Good Care Month: Why we should thank social care workers
CARE: noun, verb
(1) ‘To look after and provide for the needs of.’
(2) ‘The provision of what is necessary for the health, maintenance, and protection of something or someone.’
We all care for ourselves, and others in various ways, every day. When our care isn’t enough, nurses, support workers, full-time carers, part-time carers, social workers and other healthcare professionals step in and do incredible work.
That’s what Good Care Month is all about: recognising the great work our social care workers do each and every day.
Why social care is so important in the UK
We’ve relied on social care throughout the pandemic
At every step of the last year, carers and healthcare workers have made huge sacrifices, and worked incredibly hard under difficult conditions, sometimes with a lack of funding, protection equipment, or support.
More of the UK than ever before has needed access to mental health care and support during the pandemic, and that has been provided by volunteers, support staff, and care workers.

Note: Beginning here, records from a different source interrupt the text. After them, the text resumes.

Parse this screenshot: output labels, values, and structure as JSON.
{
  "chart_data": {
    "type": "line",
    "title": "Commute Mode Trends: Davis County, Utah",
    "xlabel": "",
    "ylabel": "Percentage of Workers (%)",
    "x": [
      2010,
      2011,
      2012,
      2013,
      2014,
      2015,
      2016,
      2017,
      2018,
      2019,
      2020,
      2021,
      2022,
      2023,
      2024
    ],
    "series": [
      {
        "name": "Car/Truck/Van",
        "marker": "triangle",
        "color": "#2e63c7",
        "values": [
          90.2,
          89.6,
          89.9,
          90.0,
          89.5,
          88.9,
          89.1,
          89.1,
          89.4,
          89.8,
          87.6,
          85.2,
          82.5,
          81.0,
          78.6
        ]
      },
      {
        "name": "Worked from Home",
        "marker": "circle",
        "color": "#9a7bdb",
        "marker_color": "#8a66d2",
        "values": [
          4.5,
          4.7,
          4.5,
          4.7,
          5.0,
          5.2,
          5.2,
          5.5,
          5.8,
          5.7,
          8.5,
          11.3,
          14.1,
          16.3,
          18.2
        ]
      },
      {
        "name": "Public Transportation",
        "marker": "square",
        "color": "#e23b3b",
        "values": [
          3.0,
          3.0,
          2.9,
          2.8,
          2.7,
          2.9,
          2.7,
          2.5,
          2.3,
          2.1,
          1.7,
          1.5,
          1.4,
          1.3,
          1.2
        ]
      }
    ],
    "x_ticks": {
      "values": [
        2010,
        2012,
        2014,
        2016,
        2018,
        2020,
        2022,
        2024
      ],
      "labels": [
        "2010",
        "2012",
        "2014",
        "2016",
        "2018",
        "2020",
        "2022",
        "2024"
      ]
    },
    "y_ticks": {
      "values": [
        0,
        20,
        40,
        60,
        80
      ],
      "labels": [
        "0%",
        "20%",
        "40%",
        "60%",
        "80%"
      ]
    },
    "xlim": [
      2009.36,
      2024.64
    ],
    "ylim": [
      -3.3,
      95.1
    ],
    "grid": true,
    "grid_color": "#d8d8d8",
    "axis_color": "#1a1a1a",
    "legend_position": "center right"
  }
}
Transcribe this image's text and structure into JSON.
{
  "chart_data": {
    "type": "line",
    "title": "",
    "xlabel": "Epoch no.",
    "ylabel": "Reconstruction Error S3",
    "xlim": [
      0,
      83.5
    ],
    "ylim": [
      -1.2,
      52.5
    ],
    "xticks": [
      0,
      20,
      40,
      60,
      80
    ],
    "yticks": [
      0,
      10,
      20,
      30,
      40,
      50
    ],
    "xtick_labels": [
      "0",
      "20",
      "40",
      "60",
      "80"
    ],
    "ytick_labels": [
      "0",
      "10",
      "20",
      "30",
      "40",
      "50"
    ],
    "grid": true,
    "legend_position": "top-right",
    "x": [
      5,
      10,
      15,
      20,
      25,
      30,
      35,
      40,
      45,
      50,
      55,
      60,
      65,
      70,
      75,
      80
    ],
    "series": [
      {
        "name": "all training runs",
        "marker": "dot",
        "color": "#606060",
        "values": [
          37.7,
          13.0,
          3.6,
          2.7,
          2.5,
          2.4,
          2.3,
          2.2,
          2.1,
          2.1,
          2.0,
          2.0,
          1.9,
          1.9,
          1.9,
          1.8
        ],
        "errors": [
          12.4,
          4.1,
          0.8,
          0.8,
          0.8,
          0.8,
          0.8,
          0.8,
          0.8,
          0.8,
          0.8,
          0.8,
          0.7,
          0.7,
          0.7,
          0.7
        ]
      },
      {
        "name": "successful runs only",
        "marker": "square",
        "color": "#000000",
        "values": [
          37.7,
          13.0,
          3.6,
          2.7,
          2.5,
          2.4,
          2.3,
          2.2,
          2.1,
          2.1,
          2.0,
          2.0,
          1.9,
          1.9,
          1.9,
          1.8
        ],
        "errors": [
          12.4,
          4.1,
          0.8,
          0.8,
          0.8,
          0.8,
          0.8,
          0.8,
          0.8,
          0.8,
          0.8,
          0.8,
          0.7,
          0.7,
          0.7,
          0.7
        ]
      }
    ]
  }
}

The UK has an ageing population
Another reason social care is such an important part of our healthcare system, as in the UK we are living in an ageing population.
In the 1950s it was recorded that just over 10% of our population was made up of people aged 65 and over. In 2018, figures revealed this same group made up 18% of our population, and future predictions project that by 2050 almost a quarter of our population will be made up of people aged 65 and over.
Of course, not all people aged 65 and above are reliant on others to live independently, but as our population grows, there will be an increased demand on our healthcare services, and this is already being felt today.
This increasing demand means there is a need to recruit more people with a passion for social care. But this month isn’t about focusing on what we don’t have, it’s about appreciating what we do have: carers who are consistently present, giving their best practice of care, treating individuals with respect, compassion and dignity day in, day out.
I recently attended training for ‘person-centred care’ and was so encouraged to see healthcare professionals genuinely passionate about the wellbeing and self-development of vulnerable people in our society. So, to all the healthcare professionals reading this blog: we say a big thank you!
Practice care for yourself, and show your appreciation for carers
The term ‘Good Care’ is multifaceted, so practice some good #selfcare this summer; try a new work out programme, write a bucket list, put your phone on ‘Do Not Disturb’ and pick up a book or learn a new skill, but also don’t forget to find a healthcare worker near you like a neighbour, friend, or family member and find a way to show them your appreciation and support!